Inaccurate Freshness

We have been using freshness via the API, rather than the Python SDK, for several months now. By that I mean we upsert large batches of vectors, get the x-pinecone-request-lsn value from the response, then use /query to find out what the x-pinecone-max-indexed-lsn is, polling until that is at or larger than the largest LSN we got from each of the upserts.

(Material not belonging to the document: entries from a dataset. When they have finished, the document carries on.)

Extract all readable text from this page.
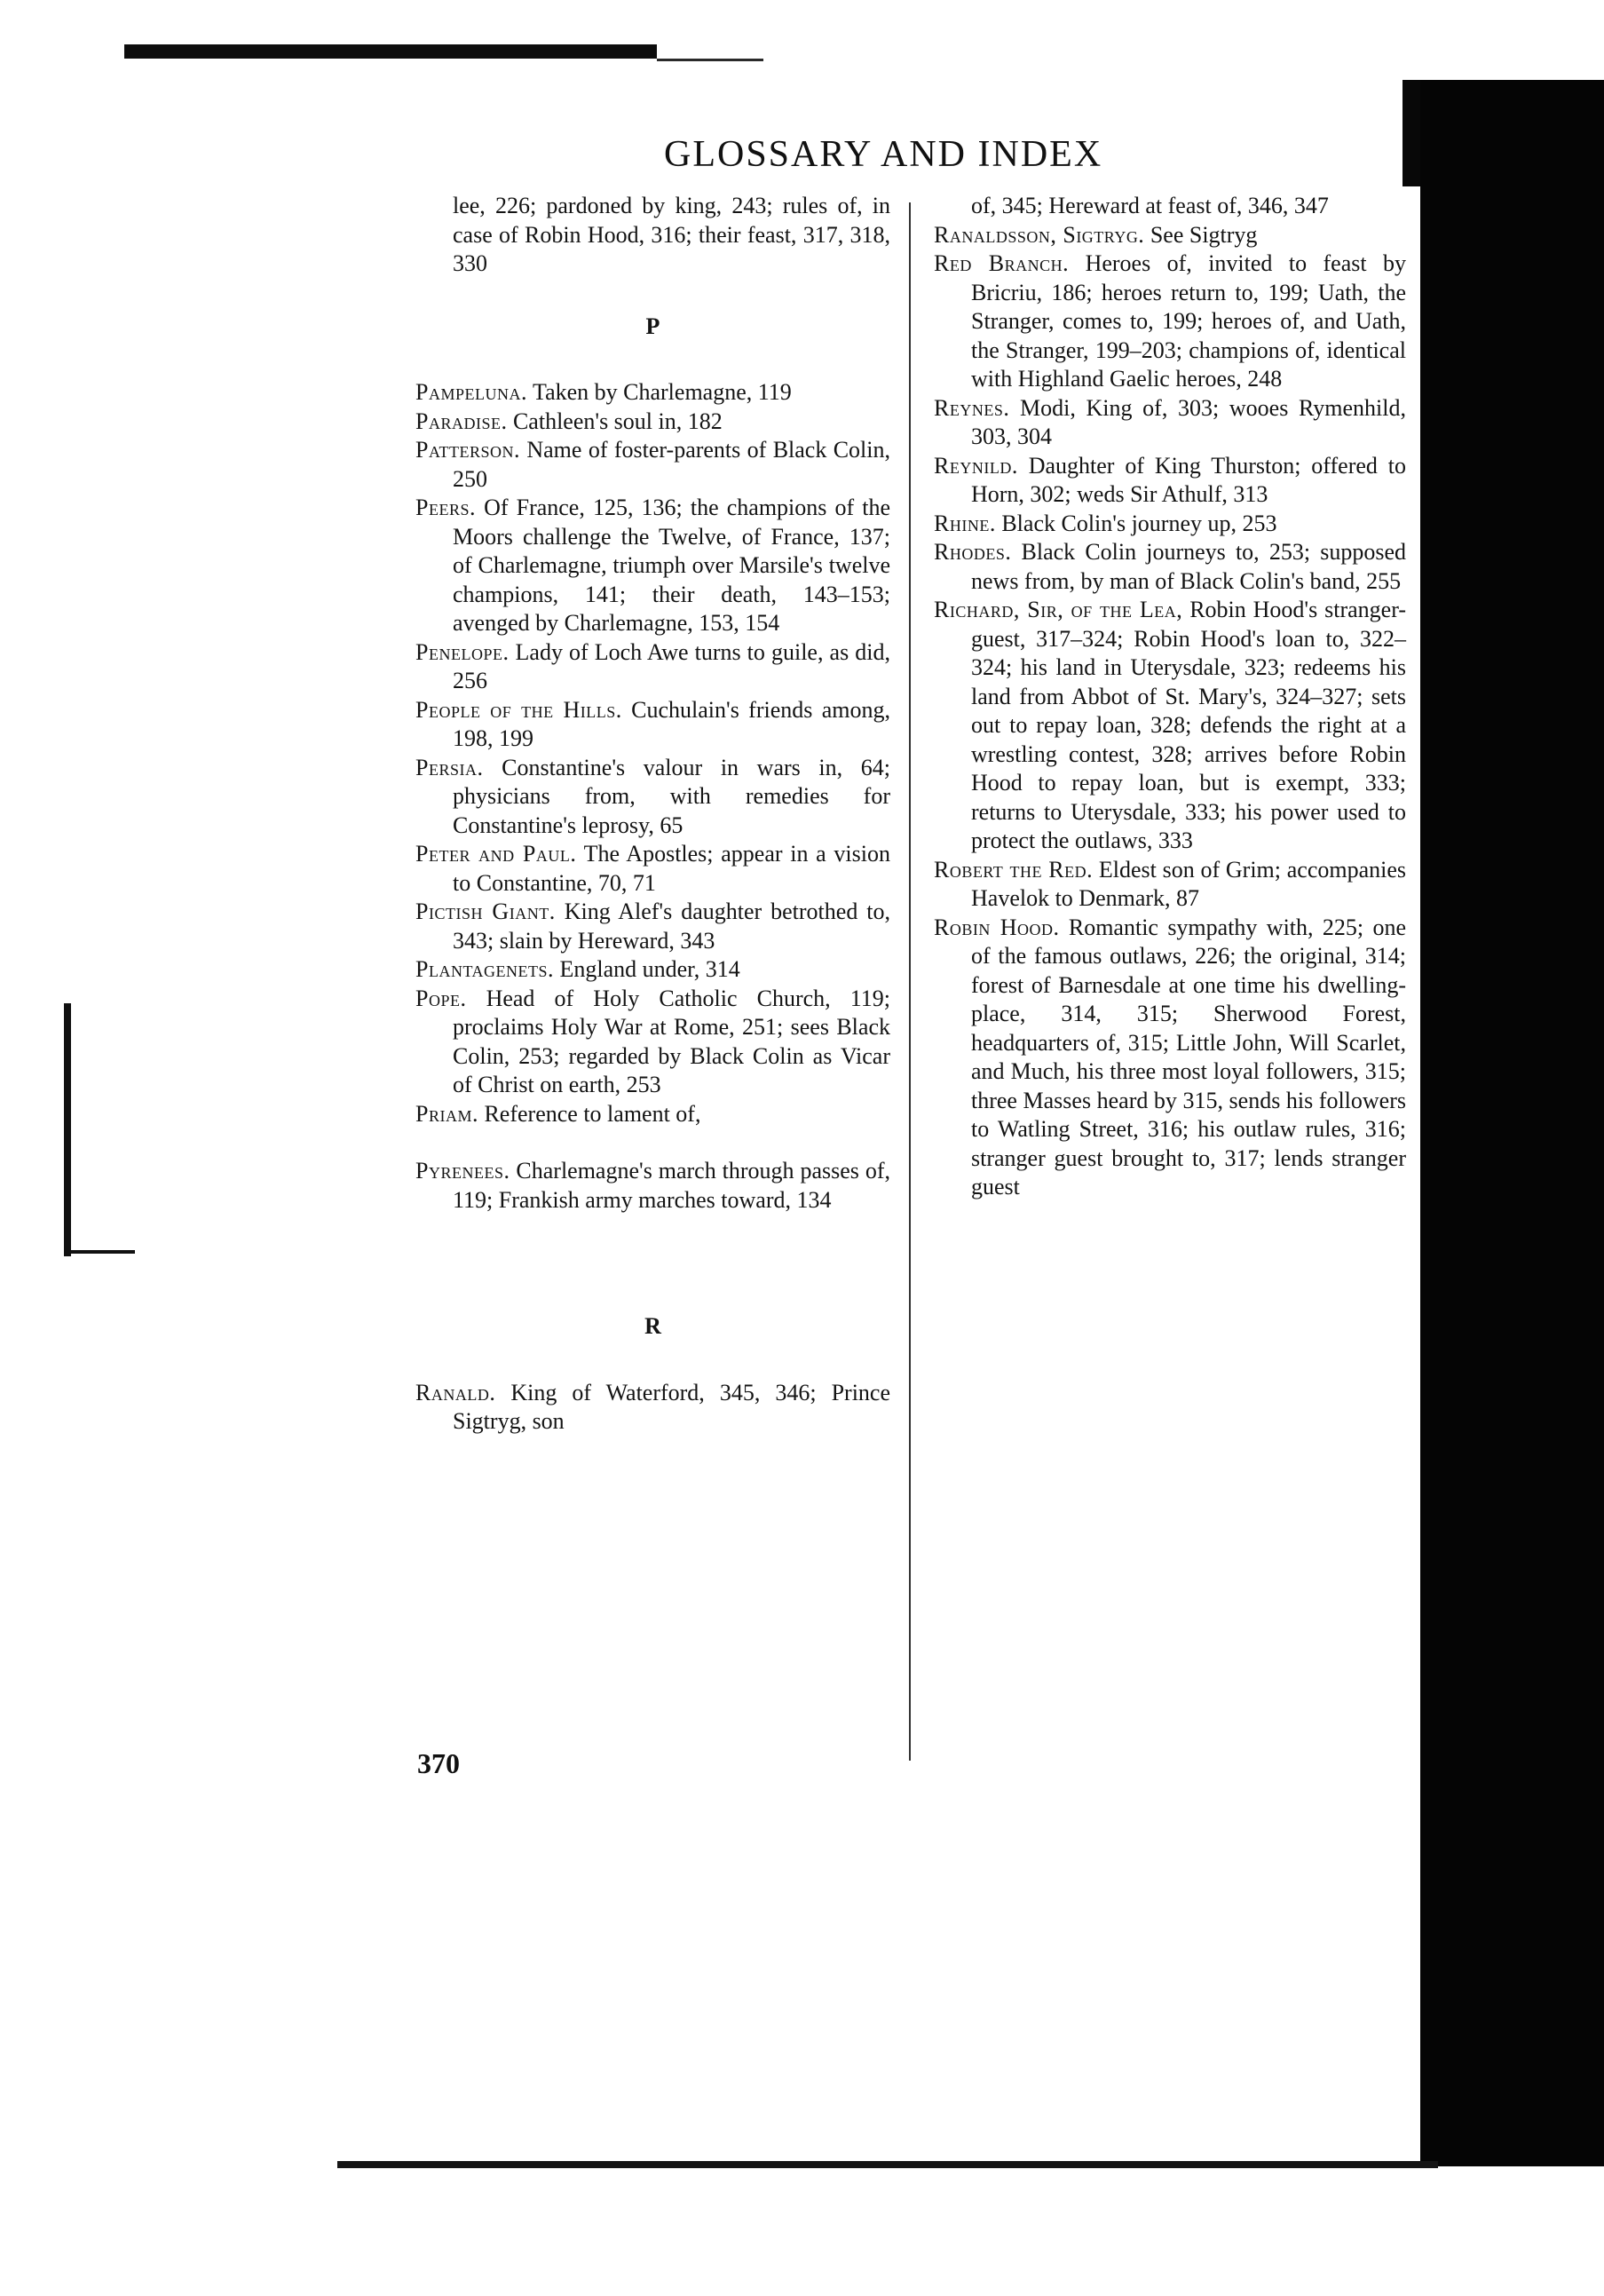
GLOSSARY AND INDEX

lee, 226; pardoned by king, 243; rules of, in case of Robin Hood, 316; their feast, 317, 318, 330

P

Pampeluna. Taken by Charlemagne, 119

Paradise. Cathleen's soul in, 182

Patterson. Name of foster-parents of Black Colin, 250

Peers. Of France, 125, 136; the champions of the Moors challenge the Twelve, of France, 137; of Charlemagne, triumph over Marsile's twelve champions, 141; their death, 143–153; avenged by Charlemagne, 153, 154

Penelope. Lady of Loch Awe turns to guile, as did, 256

People of the Hills. Cuchulain's friends among, 198, 199

Persia. Constantine's valour in wars in, 64; physicians from, with remedies for Constantine's leprosy, 65

Peter and Paul. The Apostles; appear in a vision to Constantine, 70, 71

Pictish Giant. King Alef's daughter betrothed to, 343; slain by Hereward, 343

Plantagenets. England under, 314

Pope. Head of Holy Catholic Church, 119; proclaims Holy War at Rome, 251; sees Black Colin, 253; regarded by Black Colin as Vicar of Christ on earth, 253

Priam. Reference to lament of,

Pyrenees. Charlemagne's march through passes of, 119; Frankish army marches toward, 134

R

Ranald. King of Waterford, 345, 346; Prince Sigtryg, son

of, 345; Hereward at feast of, 346, 347

Ranaldsson, Sigtryg. See Sigtryg

Red Branch. Heroes of, invited to feast by Bricriu, 186; heroes return to, 199; Uath, the Stranger, comes to, 199; heroes of, and Uath, the Stranger, 199–203; champions of, identical with Highland Gaelic heroes, 248

Reynes. Modi, King of, 303; wooes Rymenhild, 303, 304

Reynild. Daughter of King Thurston; offered to Horn, 302; weds Sir Athulf, 313

Rhine. Black Colin's journey up, 253

Rhodes. Black Colin journeys to, 253; supposed news from, by man of Black Colin's band, 255

Richard, Sir, of the Lea, Robin Hood's stranger-guest, 317–324; Robin Hood's loan to, 322–324; his land in Uterysdale, 323; redeems his land from Abbot of St. Mary's, 324–327; sets out to repay loan, 328; defends the right at a wrestling contest, 328; arrives before Robin Hood to repay loan, but is exempt, 333; returns to Uterysdale, 333; his power used to protect the outlaws, 333

Robert the Red. Eldest son of Grim; accompanies Havelok to Denmark, 87

Robin Hood. Romantic sympathy with, 225; one of the famous outlaws, 226; the original, 314; forest of Barnesdale at one time his dwelling-place, 314, 315; Sherwood Forest, headquarters of, 315; Little John, Will Scarlet, and Much, his three most loyal followers, 315; three Masses heard by 315, sends his followers to Watling Street, 316; his outlaw rules, 316; stranger guest brought to, 317; lends stranger guest

370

At some point that seems to have broken, and our integration code hasn’t really changed at all for this since we added it, at least not for this part. Consider the following psuedo-code:

target_lsn = upsert_all(…)
wait_for(target_lsn)

while True:
  results = query({ a filter matching the unique metadata of the vectors that were just upserted })
  print(results)

Particularly when a lot of vectors were uploaded, the first few queries return no results. We don’t use a top_k, so even nothing was even close to being a good match, it should have returned something. But the first few queries get nothing. Then suddenly, with no further calls to Pinecone on our end, and with the same LSN still present, we get results after a little bit, presumably after it’s actually caught up on freshness.

So, it seems like there’s an issue with freshness. No matter what, it should have gotten something from Pinecone, but it gets nothing. And then suddenly gets results, making me think the freshness LSN is inaccurate in some way. Any help would be appreciated, this is a considerable problem on our end, though we can mitigate it to an extent for now. :slight_smile:

Other notes:

  • We use a serverless index.
  • We embed with OpenAI
  • Paid account, no issues otherwise, no errors
1 Like

This sounds like maybe something to do with asynchronous requests getting processed later in your application?

Could you open a support ticket so we can look into this for you?